Here was a child who had always seemed so entirely taken up with the pleasures of the passing moment, that his past and future were alike merged in the enjoyment of the present—a creature on whom sorrow and loss had produced no permanent impression passing over him, as it were, only to leave him more gay, more heedless than ever. Permanent impression! why, as far as Sir Everard knew, they had produced no impression at all!
Five days after his mother's death, he had seen him romping and playing as usual, and from that day to this, her name had never passed his lips! And now he talked of her as if her memory were very fresh and familiar; and looked upon death as calmly as if he had been contemplating it all his life.
What did it mean? When had he thought upon such things?
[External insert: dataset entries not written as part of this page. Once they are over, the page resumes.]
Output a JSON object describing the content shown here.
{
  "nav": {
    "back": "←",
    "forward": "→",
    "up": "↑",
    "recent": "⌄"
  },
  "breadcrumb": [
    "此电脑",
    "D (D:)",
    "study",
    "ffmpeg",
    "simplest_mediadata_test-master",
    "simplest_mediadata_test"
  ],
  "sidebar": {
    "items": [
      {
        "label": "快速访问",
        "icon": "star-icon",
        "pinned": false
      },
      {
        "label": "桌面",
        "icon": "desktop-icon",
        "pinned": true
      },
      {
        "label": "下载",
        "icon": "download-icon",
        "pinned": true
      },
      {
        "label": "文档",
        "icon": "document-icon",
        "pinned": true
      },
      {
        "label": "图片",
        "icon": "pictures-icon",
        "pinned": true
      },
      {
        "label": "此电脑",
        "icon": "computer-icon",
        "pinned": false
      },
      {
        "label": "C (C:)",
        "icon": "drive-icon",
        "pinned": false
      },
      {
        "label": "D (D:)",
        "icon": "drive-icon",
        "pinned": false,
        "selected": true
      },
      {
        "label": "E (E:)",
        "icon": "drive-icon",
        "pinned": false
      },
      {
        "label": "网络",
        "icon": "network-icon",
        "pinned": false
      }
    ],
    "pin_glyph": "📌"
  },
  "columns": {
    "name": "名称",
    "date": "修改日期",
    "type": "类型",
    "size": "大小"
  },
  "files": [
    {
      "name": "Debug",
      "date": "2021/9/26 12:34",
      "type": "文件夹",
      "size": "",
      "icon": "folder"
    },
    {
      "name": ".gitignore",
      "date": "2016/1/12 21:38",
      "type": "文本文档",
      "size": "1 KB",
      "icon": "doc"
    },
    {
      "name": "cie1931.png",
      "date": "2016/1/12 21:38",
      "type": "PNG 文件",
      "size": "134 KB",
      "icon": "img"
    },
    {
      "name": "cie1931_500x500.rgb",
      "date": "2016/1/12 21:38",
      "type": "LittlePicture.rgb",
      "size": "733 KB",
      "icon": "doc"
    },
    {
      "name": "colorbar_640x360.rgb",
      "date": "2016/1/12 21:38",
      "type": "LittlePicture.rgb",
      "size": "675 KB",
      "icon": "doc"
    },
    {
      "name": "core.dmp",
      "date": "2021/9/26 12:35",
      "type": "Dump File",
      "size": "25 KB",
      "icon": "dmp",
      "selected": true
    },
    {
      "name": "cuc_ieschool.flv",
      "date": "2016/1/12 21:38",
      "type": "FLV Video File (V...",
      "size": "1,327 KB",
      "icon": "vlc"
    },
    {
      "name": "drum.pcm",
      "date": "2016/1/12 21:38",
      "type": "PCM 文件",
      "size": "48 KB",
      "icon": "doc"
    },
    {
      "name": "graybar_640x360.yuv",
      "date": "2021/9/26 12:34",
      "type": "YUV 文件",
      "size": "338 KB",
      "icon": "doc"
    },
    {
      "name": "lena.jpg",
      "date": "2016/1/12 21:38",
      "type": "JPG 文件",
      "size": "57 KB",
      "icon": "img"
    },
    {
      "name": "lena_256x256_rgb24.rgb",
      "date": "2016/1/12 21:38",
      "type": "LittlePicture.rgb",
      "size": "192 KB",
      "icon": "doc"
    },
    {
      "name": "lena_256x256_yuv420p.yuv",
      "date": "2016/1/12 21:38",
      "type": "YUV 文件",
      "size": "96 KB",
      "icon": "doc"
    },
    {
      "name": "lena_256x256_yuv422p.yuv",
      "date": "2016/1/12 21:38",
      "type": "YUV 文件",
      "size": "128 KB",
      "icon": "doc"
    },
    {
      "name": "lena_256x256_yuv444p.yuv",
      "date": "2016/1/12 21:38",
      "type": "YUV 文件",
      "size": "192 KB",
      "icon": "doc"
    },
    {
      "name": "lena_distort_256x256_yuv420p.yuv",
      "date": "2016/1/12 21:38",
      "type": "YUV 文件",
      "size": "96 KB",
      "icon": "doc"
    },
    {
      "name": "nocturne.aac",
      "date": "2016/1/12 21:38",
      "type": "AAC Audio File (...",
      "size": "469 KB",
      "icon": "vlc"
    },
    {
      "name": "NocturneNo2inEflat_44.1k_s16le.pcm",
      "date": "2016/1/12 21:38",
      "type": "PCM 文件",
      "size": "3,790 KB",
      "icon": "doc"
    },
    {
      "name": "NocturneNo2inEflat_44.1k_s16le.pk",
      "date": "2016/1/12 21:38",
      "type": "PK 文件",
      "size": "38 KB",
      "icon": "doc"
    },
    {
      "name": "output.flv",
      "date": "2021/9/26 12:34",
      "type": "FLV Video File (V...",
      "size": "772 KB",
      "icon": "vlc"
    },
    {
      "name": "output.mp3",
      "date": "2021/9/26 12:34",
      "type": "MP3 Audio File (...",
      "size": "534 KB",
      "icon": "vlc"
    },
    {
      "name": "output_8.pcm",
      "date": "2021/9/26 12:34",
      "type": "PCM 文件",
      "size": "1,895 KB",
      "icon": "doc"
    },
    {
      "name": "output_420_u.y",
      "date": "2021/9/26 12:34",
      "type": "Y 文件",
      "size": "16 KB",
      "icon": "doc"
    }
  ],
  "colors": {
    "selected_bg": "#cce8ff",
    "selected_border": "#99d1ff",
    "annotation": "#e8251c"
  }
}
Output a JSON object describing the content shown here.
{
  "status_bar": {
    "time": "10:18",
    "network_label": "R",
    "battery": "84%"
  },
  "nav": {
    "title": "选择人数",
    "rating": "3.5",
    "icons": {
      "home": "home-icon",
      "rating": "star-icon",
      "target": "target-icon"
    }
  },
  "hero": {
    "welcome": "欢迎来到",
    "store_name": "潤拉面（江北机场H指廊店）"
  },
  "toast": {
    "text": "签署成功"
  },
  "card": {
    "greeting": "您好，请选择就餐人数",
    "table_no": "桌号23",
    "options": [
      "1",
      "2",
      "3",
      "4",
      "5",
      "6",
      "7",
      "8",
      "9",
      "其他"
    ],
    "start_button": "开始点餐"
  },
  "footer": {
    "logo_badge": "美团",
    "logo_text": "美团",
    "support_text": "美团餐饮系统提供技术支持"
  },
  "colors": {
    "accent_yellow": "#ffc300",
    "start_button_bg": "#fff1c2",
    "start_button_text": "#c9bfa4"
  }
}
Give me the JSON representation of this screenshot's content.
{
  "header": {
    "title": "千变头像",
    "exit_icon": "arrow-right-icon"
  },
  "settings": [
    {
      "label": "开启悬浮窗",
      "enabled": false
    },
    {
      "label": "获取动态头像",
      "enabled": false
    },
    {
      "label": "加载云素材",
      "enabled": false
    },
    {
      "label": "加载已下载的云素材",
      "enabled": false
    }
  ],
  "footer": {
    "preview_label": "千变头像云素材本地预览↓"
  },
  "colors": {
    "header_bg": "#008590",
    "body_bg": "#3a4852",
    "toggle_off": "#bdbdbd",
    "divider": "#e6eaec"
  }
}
How was it that he, who had enjoyed to the full the pleasures of his young life, should be so ready to renounce them all?
Sir Everard was fairly baffled, as he asked himself the question over and over again.
Is it, then, so difficult to understand? Sir Everard should have gone to Wordsworth, and learnt his lesson there.
"Children," he says, "are blest and powerful:—
"Their world lies more justly balanced,
Partly at their feet, and part far from them."
This is the answer to the question. A child lives, no doubt, in his surroundings throws himself heart and soul into the pleasures or the sorrows of the moment; and is immersed in the interests of the path which lies straight before him.
But this is not all. Talk to any child for a few minutes, and see, if, in the description of his hopes and joys some such phrases as these do not occur: "When I get big;" "When I am a man;" "Some day when I am older."